Several German cities are now committed to the principle of a 'Verkehrswende', or mobility transformation, and Schneidemesser argues that achieving this means not just making things easier for pedestrians and cyclists, but taking on ‘motordom’ and taking away the privileges and bias in the transport system that encourages car use.  He says that the dominance of the car has been so normalised that people’s views have become deeply distorted and that a shift of mindset and new perspective is needed.

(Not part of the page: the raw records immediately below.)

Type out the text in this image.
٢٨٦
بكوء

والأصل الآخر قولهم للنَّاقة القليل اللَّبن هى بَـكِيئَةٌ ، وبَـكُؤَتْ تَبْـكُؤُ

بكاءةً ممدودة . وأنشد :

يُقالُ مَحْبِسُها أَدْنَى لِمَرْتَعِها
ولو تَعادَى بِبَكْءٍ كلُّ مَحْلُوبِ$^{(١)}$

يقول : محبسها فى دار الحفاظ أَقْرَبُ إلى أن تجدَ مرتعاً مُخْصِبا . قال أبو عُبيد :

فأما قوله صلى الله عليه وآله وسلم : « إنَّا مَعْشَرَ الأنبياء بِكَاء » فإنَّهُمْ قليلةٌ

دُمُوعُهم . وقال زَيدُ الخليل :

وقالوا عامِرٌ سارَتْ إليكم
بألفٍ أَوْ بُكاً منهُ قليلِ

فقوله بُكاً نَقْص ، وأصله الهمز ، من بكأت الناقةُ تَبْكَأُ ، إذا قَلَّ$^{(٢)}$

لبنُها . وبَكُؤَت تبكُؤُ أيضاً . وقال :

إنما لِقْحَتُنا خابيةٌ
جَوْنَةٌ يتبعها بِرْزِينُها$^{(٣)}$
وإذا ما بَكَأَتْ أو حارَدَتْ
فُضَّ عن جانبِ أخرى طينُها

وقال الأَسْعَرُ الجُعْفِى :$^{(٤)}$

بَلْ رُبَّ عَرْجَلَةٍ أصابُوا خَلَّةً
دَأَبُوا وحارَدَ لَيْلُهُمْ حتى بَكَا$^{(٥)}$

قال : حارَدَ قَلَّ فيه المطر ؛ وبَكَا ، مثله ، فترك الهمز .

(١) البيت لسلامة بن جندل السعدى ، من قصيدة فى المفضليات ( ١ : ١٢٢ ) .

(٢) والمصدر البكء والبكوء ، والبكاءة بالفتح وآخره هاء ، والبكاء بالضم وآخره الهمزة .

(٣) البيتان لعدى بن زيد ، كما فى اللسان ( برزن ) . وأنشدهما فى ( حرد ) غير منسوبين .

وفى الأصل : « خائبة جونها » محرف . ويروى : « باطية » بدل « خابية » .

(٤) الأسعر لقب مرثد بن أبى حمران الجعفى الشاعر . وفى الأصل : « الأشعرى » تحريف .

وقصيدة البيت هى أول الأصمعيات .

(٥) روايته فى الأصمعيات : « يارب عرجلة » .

'The privileged position of the car has been around for so long that it’s really deep inside us. We accept it as normal and justified. And when someone suggests a change, we perceive it as a threat.  For example, there is only one thing that is really allowed on streets, which make up the majority of our public space: cars,' he says, 'Nonetheless, when we open a street for numerous activities, socializing, commerce, social-oriented activities, sports, people talk about the road being closed. Closed!? So the situation in our heads is that when anybody can safely be in a space and practice a huge spectrum of activities, the road is closed, and when you can only do cars in that space, it’s open?'

The benefits to low income families

One thing is clear, pivoting away from a system designed for cars will bring multiple benefits to poorer households in Berlin, something which will be common for most towns and cities. Car ownership is concentrated on wealthier residents, with 44% percent of Berlin’s wealthy residents owning one or more cars, but only 22% of those on low incomes owning a car. Households with a net income under €500 owned, on average 0.2 cars, households earning over €5,600 had 1.27 cars – over six times more. 

People say pedal faster for change

For all the action, the pace of change is not fast enough for the city’s citizens who have set up the Berlin Autofrei campaign. They consider both the Mobility Act and ’pedestrian law’, and their current implementation too timid as well as inadequate for solving Berlin’s congestion and pollution crisis. Berlin Autofreit has begun the first stages of a legislative process that uses a ‘people’s referendum’. Their initial steps were collecting and submitting 50,000 signatures on a petition that called for a ban on non-essential car traffic in the whole central area of Berlin. The five principles of Berlin Autofrei are: creating better quality of life in the city, enabling healthier lives for everyone, making more space for all, increasing safety on the city’s streets and, importantly, climate protection.

With a combination of official approval, in principle, to turn the tide against cars, companies innovating, and grassroots pressure, Berlin is one to watch as it works towards going car free.